Da un articolo di C. Lottieri su Chicago blog:
[…] Per Miglio, il federalismo poteva rappresentare una vera alternativa allo Stato: era la costituzione di un ordine basato su autonomia, concorrenza istituzionale, libertà locale, responsabilità, diritto di secessione. Era la riscoperta di quell’altra “metà del cielo”, per usare una tipica metafora migliana, in cui lo studioso lombardo collocava le istituzioni perdenti del mondo moderno: dalle Province Unite olandesi alla Lega Anseatica. Tutti ordini politici privi di un vero centro di potere e basati su accordi essenzialmente privatistici, che hanno indicato all’Europa una strada alternativa rispetto a quella dello Stato che quasi nessuno, però, ha voluto o saputo imboccare. (Forse l’unica eccezione è rappresentata dalla Svizzera.)
In ragione di questo suo radicalismo, Miglio è scomodo anche per chi oggi vorrebbe contrabbandare per federalismo una semplice revisione di quello Stato centralizzato, giacobino e prefettizio, che la Destra storica ha costruito all’indomani dell’unificazione italiana.
[…] Miglio ora è riscoperto a dispetto di tutto, ma in fondo non c’è da stupirsi. Alla fine, il destino del genio è quello d’imporsi.

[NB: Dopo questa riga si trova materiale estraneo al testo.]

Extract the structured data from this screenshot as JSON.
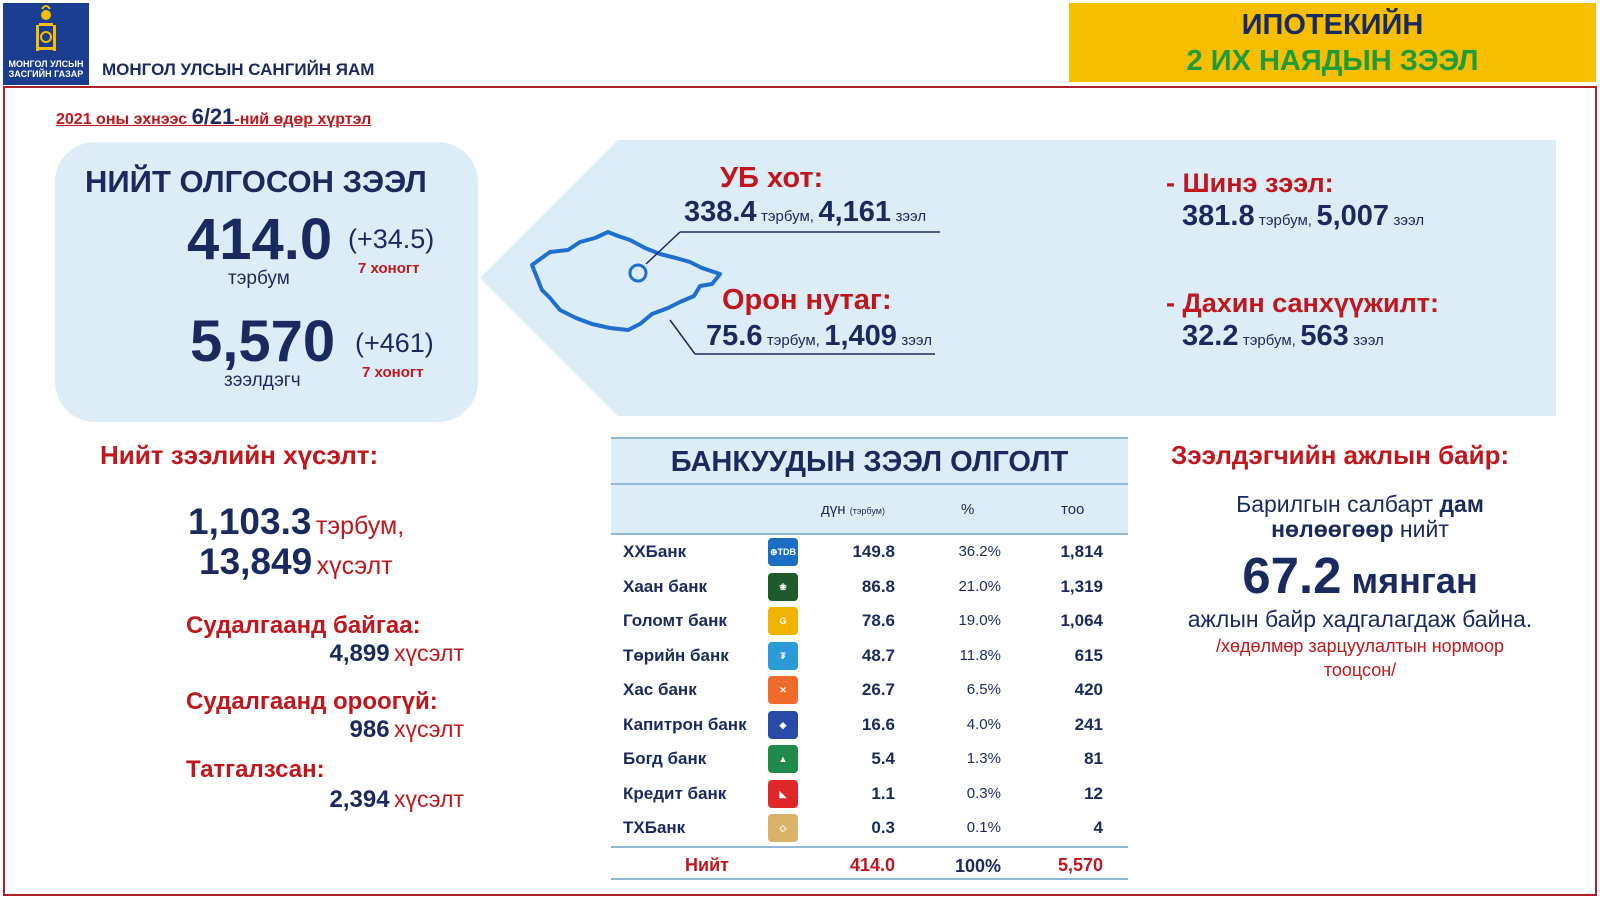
{
  "header": {
    "logo_text": "МОНГОЛ УЛСЫН\nЗАСГИЙН ГАЗАР",
    "ministry": "МОНГОЛ УЛСЫН САНГИЙН ЯАМ",
    "title_line1": "ИПОТЕКИЙН",
    "title_line2": "2 ИХ НАЯДЫН ЗЭЭЛ"
  },
  "date_note": {
    "prefix": "2021 оны эхнээс ",
    "date": "6/21",
    "suffix": "-ний өдөр хүртэл"
  },
  "total": {
    "title": "НИЙТ ОЛГОСОН ЗЭЭЛ",
    "amount": "414.0",
    "amount_delta": "(+34.5)",
    "amount_unit": "тэрбум",
    "count": "5,570",
    "count_delta": "(+461)",
    "count_unit": "зээлдэгч",
    "week_label": "7 хоногт"
  },
  "regions": {
    "ub_label": "УБ хот:",
    "ub_amount": "338.4",
    "ub_count": "4,161",
    "rural_label": "Орон нутаг:",
    "rural_amount": "75.6",
    "rural_count": "1,409",
    "unit_amount": "тэрбум,",
    "unit_loan": "зээл"
  },
  "loan_types": {
    "new_label": "- Шинэ зээл:",
    "new_amount": "381.8",
    "new_count": "5,007",
    "refi_label": "- Дахин санхүүжилт:",
    "refi_amount": "32.2",
    "refi_count": "563"
  },
  "requests": {
    "title": "Нийт зээлийн хүсэлт:",
    "amount": "1,103.3",
    "amount_unit": "тэрбум,",
    "count": "13,849",
    "count_unit": "хүсэлт",
    "in_review_label": "Судалгаанд байгаа:",
    "in_review": "4,899",
    "not_reviewed_label": "Судалгаанд ороогүй:",
    "not_reviewed": "986",
    "rejected_label": "Татгалзсан:",
    "rejected": "2,394",
    "unit": "хүсэлт"
  },
  "bank_table": {
    "title": "БАНКУУДЫН ЗЭЭЛ ОЛГОЛТ",
    "col_amount": "дүн",
    "col_amount_unit": "(тэрбум)",
    "col_pct": "%",
    "col_count": "тоо",
    "rows": [
      {
        "name": "ХХБанк",
        "logo": "tdb-logo-icon",
        "logo_text": "⊕TDB",
        "color": "#1a6fc4",
        "amount": "149.8",
        "pct": "36.2%",
        "count": "1,814"
      },
      {
        "name": "Хаан банк",
        "logo": "khan-bank-logo-icon",
        "logo_text": "❀",
        "color": "#1f5a2a",
        "amount": "86.8",
        "pct": "21.0%",
        "count": "1,319"
      },
      {
        "name": "Голомт банк",
        "logo": "golomt-logo-icon",
        "logo_text": "G",
        "color": "#f0b400",
        "amount": "78.6",
        "pct": "19.0%",
        "count": "1,064"
      },
      {
        "name": "Төрийн банк",
        "logo": "state-bank-logo-icon",
        "logo_text": "₮",
        "color": "#2b9ad8",
        "amount": "48.7",
        "pct": "11.8%",
        "count": "615"
      },
      {
        "name": "Хас банк",
        "logo": "xac-bank-logo-icon",
        "logo_text": "✕",
        "color": "#f06a2a",
        "amount": "26.7",
        "pct": "6.5%",
        "count": "420"
      },
      {
        "name": "Капитрон банк",
        "logo": "capitron-logo-icon",
        "logo_text": "◈",
        "color": "#2a4aa8",
        "amount": "16.6",
        "pct": "4.0%",
        "count": "241"
      },
      {
        "name": "Богд банк",
        "logo": "bogd-bank-logo-icon",
        "logo_text": "▲",
        "color": "#1f8a4a",
        "amount": "5.4",
        "pct": "1.3%",
        "count": "81"
      },
      {
        "name": "Кредит банк",
        "logo": "credit-bank-logo-icon",
        "logo_text": "◣",
        "color": "#e02828",
        "amount": "1.1",
        "pct": "0.3%",
        "count": "12"
      },
      {
        "name": "ТХБанк",
        "logo": "tdb-trade-logo-icon",
        "logo_text": "◇",
        "color": "#d9b36a",
        "amount": "0.3",
        "pct": "0.1%",
        "count": "4"
      }
    ],
    "total": {
      "name": "Нийт",
      "amount": "414.0",
      "pct": "100%",
      "count": "5,570"
    }
  },
  "jobs": {
    "title": "Зээлдэгчийн ажлын байр:",
    "line1_a": "Барилгын салбарт ",
    "line1_b": "дам",
    "line2_a": "нөлөөгөөр",
    "line2_b": " нийт",
    "big_value": "67.2",
    "big_unit": " мянган",
    "line3": "ажлын байр хадгалагдаж байна.",
    "note1": "/хөдөлмөр зарцуулалтын нормоор",
    "note2": "тооцсон/"
  }
}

Esattamente 10 anni fa, il 10 agosto 2001, il Professore se ne andò per sempre. Ma il prossimo 25 agosto sarà finalmente in libreria Lezioni di politica, un’opera in due tomi, curata da Davide G. Bianchi e da A. Vitale edita dal Mulino, in cui sono riunite le Sue lezioni universitarie. Gianfranco Miglio è qui fra noi, è rimasto nei nostri cuori. Di Umberto è rimasto solo il fetore, lo stesso che emana lo Stato che ha contribuito, fino ad oggi, a far sopravvivere.